Toronto Public Library works with Toronto food banks to extend access during COVID-19
Toronto Public Library (TPL) has partnered with the North York Harvest Food Bank, Daily Bread Food Bank and Second Harvest to set up food bank distribution from library branches across the city to provide alternate service locations for existing food banks that are now closed. Since the implementation of measures to slow the spread of COVID-19 transmission, there has been a dramatic decrease in access to food banks, with over a third closing in recent weeks. TPL’s efforts are in support of the City’s broader work on food security for Toronto’s vulnerable residents.

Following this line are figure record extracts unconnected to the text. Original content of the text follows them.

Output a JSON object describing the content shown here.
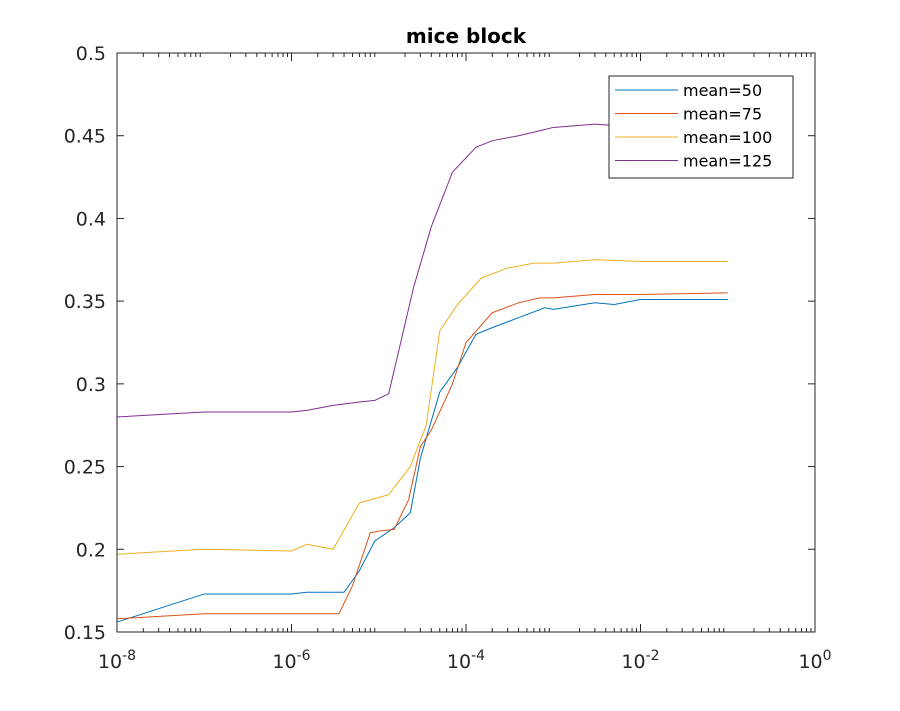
{
  "chart_data": {
    "type": "line",
    "title": "mice block",
    "xscale": "log",
    "xlim": [
      1e-08,
      1
    ],
    "ylim": [
      0.15,
      0.5
    ],
    "xlabel": "",
    "ylabel": "",
    "x_ticks": [
      {
        "base": "10",
        "exp": "-8",
        "value": 1e-08
      },
      {
        "base": "10",
        "exp": "-6",
        "value": 1e-06
      },
      {
        "base": "10",
        "exp": "-4",
        "value": 0.0001
      },
      {
        "base": "10",
        "exp": "-2",
        "value": 0.01
      },
      {
        "base": "10",
        "exp": "0",
        "value": 1
      }
    ],
    "y_ticks": [
      "0.15",
      "0.2",
      "0.25",
      "0.3",
      "0.35",
      "0.4",
      "0.45",
      "0.5"
    ],
    "legend_position": "top-right",
    "series": [
      {
        "name": "mean=50",
        "color": "#0072BD",
        "x": [
          1e-08,
          1e-07,
          1e-06,
          1.5e-06,
          4e-06,
          6e-06,
          9e-06,
          1.5e-05,
          2.3e-05,
          3e-05,
          5e-05,
          8e-05,
          0.00013,
          0.0002,
          0.0004,
          0.0008,
          0.001,
          0.003,
          0.005,
          0.01,
          0.1
        ],
        "values": [
          0.156,
          0.173,
          0.173,
          0.174,
          0.174,
          0.187,
          0.205,
          0.213,
          0.222,
          0.255,
          0.295,
          0.31,
          0.33,
          0.334,
          0.34,
          0.346,
          0.345,
          0.349,
          0.348,
          0.351,
          0.351
        ]
      },
      {
        "name": "mean=75",
        "color": "#D95319",
        "x": [
          1e-08,
          1e-07,
          1e-06,
          3.5e-06,
          5e-06,
          8e-06,
          1e-05,
          1.5e-05,
          2.2e-05,
          3e-05,
          4e-05,
          7e-05,
          0.0001,
          0.0002,
          0.0004,
          0.0007,
          0.001,
          0.003,
          0.01,
          0.1
        ],
        "values": [
          0.158,
          0.161,
          0.161,
          0.161,
          0.178,
          0.21,
          0.211,
          0.212,
          0.23,
          0.262,
          0.272,
          0.3,
          0.325,
          0.343,
          0.349,
          0.352,
          0.352,
          0.354,
          0.354,
          0.355
        ]
      },
      {
        "name": "mean=100",
        "color": "#EDB120",
        "x": [
          1e-08,
          1e-07,
          1e-06,
          1.5e-06,
          3e-06,
          6e-06,
          1.3e-05,
          2.3e-05,
          3.5e-05,
          5e-05,
          8e-05,
          0.00015,
          0.0003,
          0.0006,
          0.001,
          0.003,
          0.01,
          0.1
        ],
        "values": [
          0.197,
          0.2,
          0.199,
          0.203,
          0.2,
          0.228,
          0.233,
          0.25,
          0.275,
          0.332,
          0.348,
          0.364,
          0.37,
          0.373,
          0.373,
          0.375,
          0.374,
          0.374
        ]
      },
      {
        "name": "mean=125",
        "color": "#7E2F8E",
        "x": [
          1e-08,
          1e-07,
          1e-06,
          1.5e-06,
          3e-06,
          6e-06,
          9e-06,
          1.3e-05,
          2.5e-05,
          4e-05,
          7e-05,
          0.00013,
          0.0002,
          0.0004,
          0.0007,
          0.001,
          0.003,
          0.01,
          0.1
        ],
        "values": [
          0.28,
          0.283,
          0.283,
          0.284,
          0.287,
          0.289,
          0.29,
          0.294,
          0.358,
          0.395,
          0.428,
          0.443,
          0.447,
          0.45,
          0.453,
          0.455,
          0.457,
          0.455,
          0.456
        ]
      }
    ]
  }
}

Nine food banks are open or are scheduled to open at Toronto Public Library locations. The first one opened on March 25 in partnership with North York Harvest Food Bank. Five more will open over the next two weeks in partnership with Daily Bread Food Bank. The set-up of three more sites will begin starting next week and will open shortly thereafter. Hours and addresses for these food banks are posted on 211Toronto.ca, and can also be found on the City’s COVID-19 response website at www.toronto.ca/home/covid-19/covid-19-social-support/.

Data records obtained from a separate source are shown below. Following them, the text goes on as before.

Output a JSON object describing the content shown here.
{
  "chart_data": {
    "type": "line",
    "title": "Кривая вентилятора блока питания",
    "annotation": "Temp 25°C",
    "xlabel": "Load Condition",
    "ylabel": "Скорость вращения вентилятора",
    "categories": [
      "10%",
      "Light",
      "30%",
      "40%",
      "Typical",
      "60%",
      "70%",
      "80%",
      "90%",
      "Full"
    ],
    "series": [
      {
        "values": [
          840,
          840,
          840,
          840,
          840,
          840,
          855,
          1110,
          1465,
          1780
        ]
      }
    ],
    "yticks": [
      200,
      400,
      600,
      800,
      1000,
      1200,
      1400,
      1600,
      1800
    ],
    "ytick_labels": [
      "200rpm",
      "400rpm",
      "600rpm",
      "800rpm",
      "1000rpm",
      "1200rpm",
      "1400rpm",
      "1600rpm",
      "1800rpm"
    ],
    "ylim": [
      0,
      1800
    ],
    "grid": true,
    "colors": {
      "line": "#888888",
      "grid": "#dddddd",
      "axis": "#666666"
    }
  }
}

TPL’s book delivery and sorting hub at Ellesmere/Kennedy has also been transformed for food bank support, with physical distancing embedded in the design. This delivery hub received 27 skids of food last week, and two shifts of library staff have been sorting the food into hampers for delivery at library locations where other library staff distribute food to families in need.
The response for volunteer library staff to support this critical community initiative has been overwhelming, and has been endorsed by the TPL Workers Union Local 4948. Staff from North York Harvest Food Bank, Daily Bread Food Bank and Second Harvest have also been incredibly helpful in supporting TPL staff in the set-up and operation of these sites.

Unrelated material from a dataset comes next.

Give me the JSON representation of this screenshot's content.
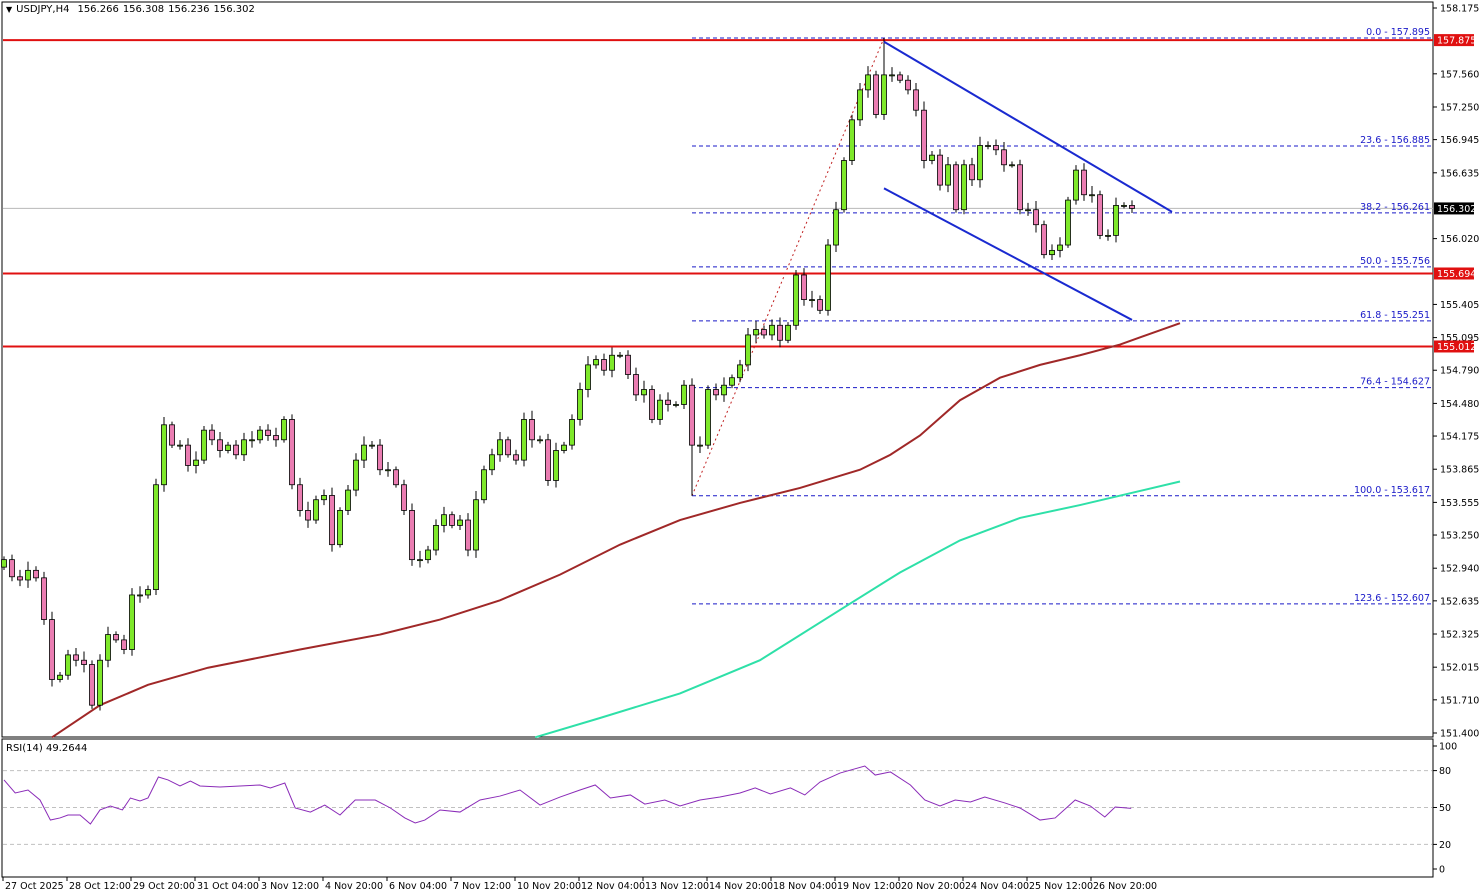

“We are incredibly proud to be partnering with North York Harvest Food Bank, Daily Bread Food Bank and Second Harvest to help lessen the impact of COVID-19 on food insecurity on our city,” said City Librarian Vickery Bowles. “Our library branches are community hubs, and our staff are dedicated public servants committed to supporting those communities, so redirecting library resources to help address this critical need makes so much sense.”